Ukrainian Air Force explains why it fears Russia’s Su-35
Russia’s Su-35 multi-role fighter jet poses the main threat to Kiev’s military amid the current conflict, a spokesman for the Ukrainian Air Force Command has said.
“They have Su-35. It’s one of the best aircraft,” Yury Ignat said in an interview with RBK-Ukraine on Friday when asked if Moscow had warplanes that are comparable to the US-designed F-16 jets that Kiev expects to receive from its Western backers.
“The main aircraft that poses a threat to us is the Su-35. This must be acknowledged,” he stated.
The fighter jet made by Russia’s Sukhoi company is “technological and has serious weaponry,” including the R-37 rocket, which boasts “an even larger range than the AIM-120 AMRAAM” American air-to-air missile, the spokesman explained.
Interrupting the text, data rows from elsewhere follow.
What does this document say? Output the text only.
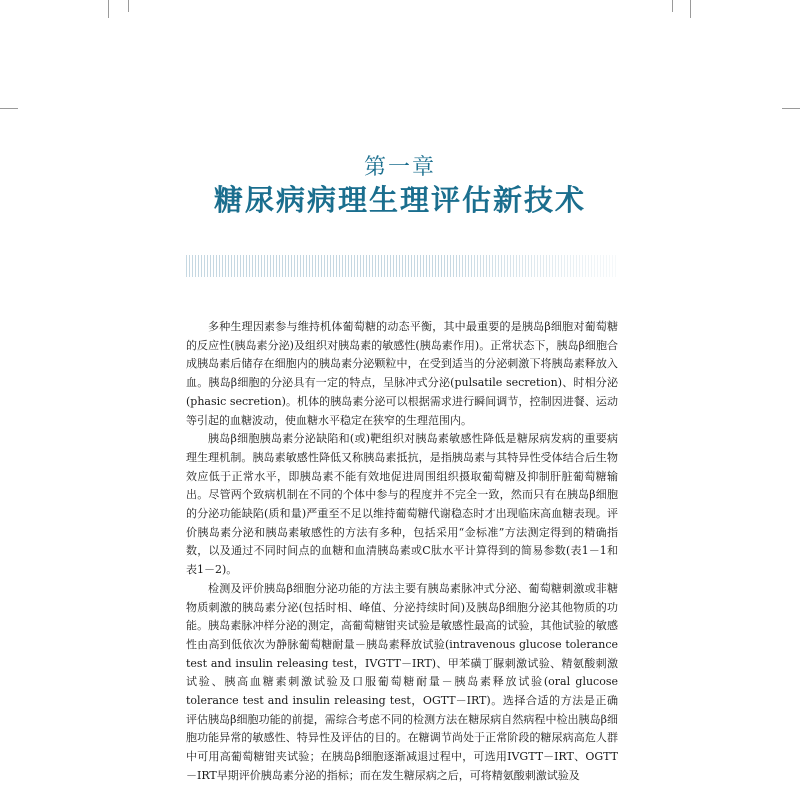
第一章
糖尿病病理生理评估新技术

多种生理因素参与维持机体葡萄糖的动态平衡，其中最重要的是胰岛β细胞对葡萄糖的反应性(胰岛素分泌)及组织对胰岛素的敏感性(胰岛素作用)。正常状态下，胰岛β细胞合成胰岛素后储存在细胞内的胰岛素分泌颗粒中，在受到适当的分泌刺激下将胰岛素释放入血。胰岛β细胞的分泌具有一定的特点，呈脉冲式分泌(pulsatile secretion)、时相分泌(phasic secretion)。机体的胰岛素分泌可以根据需求进行瞬间调节，控制因进餐、运动等引起的血糖波动，使血糖水平稳定在狭窄的生理范围内。

胰岛β细胞胰岛素分泌缺陷和(或)靶组织对胰岛素敏感性降低是糖尿病发病的重要病理生理机制。胰岛素敏感性降低又称胰岛素抵抗，是指胰岛素与其特异性受体结合后生物效应低于正常水平，即胰岛素不能有效地促进周围组织摄取葡萄糖及抑制肝脏葡萄糖输出。尽管两个致病机制在不同的个体中参与的程度并不完全一致，然而只有在胰岛β细胞的分泌功能缺陷(质和量)严重至不足以维持葡萄糖代谢稳态时才出现临床高血糖表现。评价胰岛素分泌和胰岛素敏感性的方法有多种，包括采用“金标准”方法测定得到的精确指数，以及通过不同时间点的血糖和血清胰岛素或C肽水平计算得到的简易参数(表1－1和表1－2)。

检测及评价胰岛β细胞分泌功能的方法主要有胰岛素脉冲式分泌、葡萄糖刺激或非糖物质刺激的胰岛素分泌(包括时相、峰值、分泌持续时间)及胰岛β细胞分泌其他物质的功能。胰岛素脉冲样分泌的测定，高葡萄糖钳夹试验是敏感性最高的试验，其他试验的敏感性由高到低依次为静脉葡萄糖耐量－胰岛素释放试验(intravenous glucose tolerance test and insulin releasing test，IVGTT－IRT)、甲苯磺丁脲刺激试验、精氨酸刺激试验、胰高血糖素刺激试验及口服葡萄糖耐量－胰岛素释放试验(oral glucose tolerance test and insulin releasing test，OGTT－IRT)。选择合适的方法是正确评估胰岛β细胞功能的前提，需综合考虑不同的检测方法在糖尿病自然病程中检出胰岛β细胞功能异常的敏感性、特异性及评估的目的。在糖调节尚处于正常阶段的糖尿病高危人群中可用高葡萄糖钳夹试验；在胰岛β细胞逐渐减退过程中，可选用IVGTT－IRT、OGTT－IRT早期评价胰岛素分泌的指标；而在发生糖尿病之后，可将精氨酸刺激试验及
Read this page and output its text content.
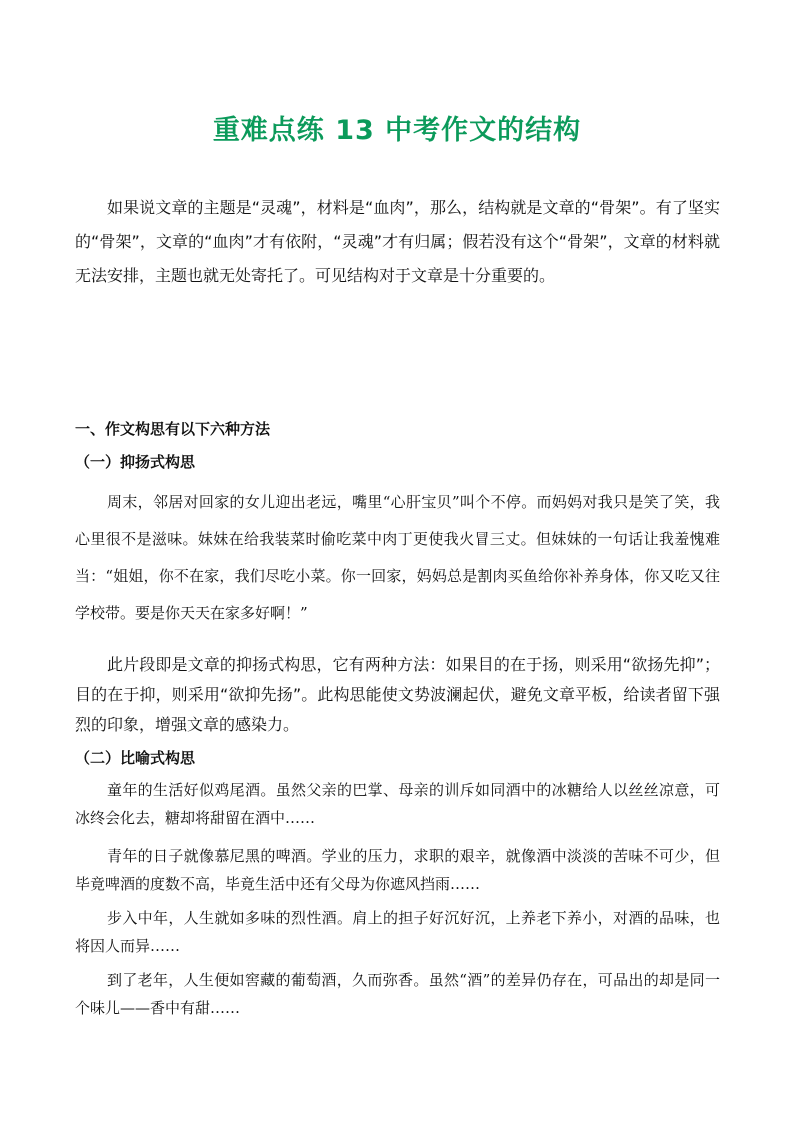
重难点练 13 中考作文的结构

如果说文章的主题是“灵魂”，材料是“血肉”，那么，结构就是文章的“骨架”。有了坚实的“骨架”，文章的“血肉”才有依附，“灵魂”才有归属；假若没有这个“骨架”，文章的材料就无法安排，主题也就无处寄托了。可见结构对于文章是十分重要的。

一、作文构思有以下六种方法
（一）抑扬式构思

周末，邻居对回家的女儿迎出老远，嘴里“心肝宝贝”叫个不停。而妈妈对我只是笑了笑，我心里很不是滋味。妹妹在给我装菜时偷吃菜中肉丁更使我火冒三丈。但妹妹的一句话让我羞愧难当：“姐姐，你不在家，我们尽吃小菜。你一回家，妈妈总是割肉买鱼给你补养身体，你又吃又往学校带。要是你天天在家多好啊！”

此片段即是文章的抑扬式构思，它有两种方法：如果目的在于扬，则采用“欲扬先抑”；目的在于抑，则采用“欲抑先扬”。此构思能使文势波澜起伏，避免文章平板，给读者留下强烈的印象，增强文章的感染力。

（二）比喻式构思

童年的生活好似鸡尾酒。虽然父亲的巴掌、母亲的训斥如同酒中的冰糖给人以丝丝凉意，可冰终会化去，糖却将甜留在酒中……

青年的日子就像慕尼黑的啤酒。学业的压力，求职的艰辛，就像酒中淡淡的苦味不可少，但毕竟啤酒的度数不高，毕竟生活中还有父母为你遮风挡雨……

步入中年，人生就如多味的烈性酒。肩上的担子好沉好沉，上养老下养小，对酒的品味，也将因人而异……

到了老年，人生便如窖藏的葡萄酒，久而弥香。虽然“酒”的差异仍存在，可品出的却是同一个味儿——香中有甜……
The Russian jet’s “main advantage is its radar… an aiming and navigation system that can... accompany and fire at several air targets at once,” Ignat said.
The Su-35 also possesses protective means and electronic warfare equipment, among other things, but can still be shot down, he added.
“One must understand that it’s a serious adversary, but the F-16 is also not an easy opponent, which also underwent the same modernization,” the spokesman stressed.
The Su-35, which was introduced into the Russian military in mid-2010s, is a 4++ generation supermaneuverable air superiority fighter that can hit targets in the air and on the ground.
The F-16 is a fourth-generation multi-role fighter aircraft that has been around since the 1970s and undergone a number of upgrades over the years.
Kiev has been pressing its foreign backers for the US-designed warplanes for months, arguing that they are crucial in providing air cover for Ukrainian troops and defending the country’s airspace.
US National Security Advisor Jake Sullivan said earlier this month that “there will be the transfer of F-16s [to Ukraine], likely from European countries that have excess F-16 supplies.” Ukrainian Foreign Minister Dmitry Kuleba later suggested that the first US-designed planes piloted by Ukrainians could take to the skies “by the end of the first quarter of next year.”
However, US Chairman of the Joint Chiefs of Staff Mark Milley pointed out earlier this week that it would take “years” to train Ukrainian pilots to fly F-16s, “do the maintenance and entertainment” operations required, and “generate that degree of financial support” for Kiev to be able to match Moscow in the air.
In June, Russian President Vladimir Putin warned that the F-16s “will burn” if they’re delivered to Ukraine, as has happened to tanks and other Western-supplied weapons.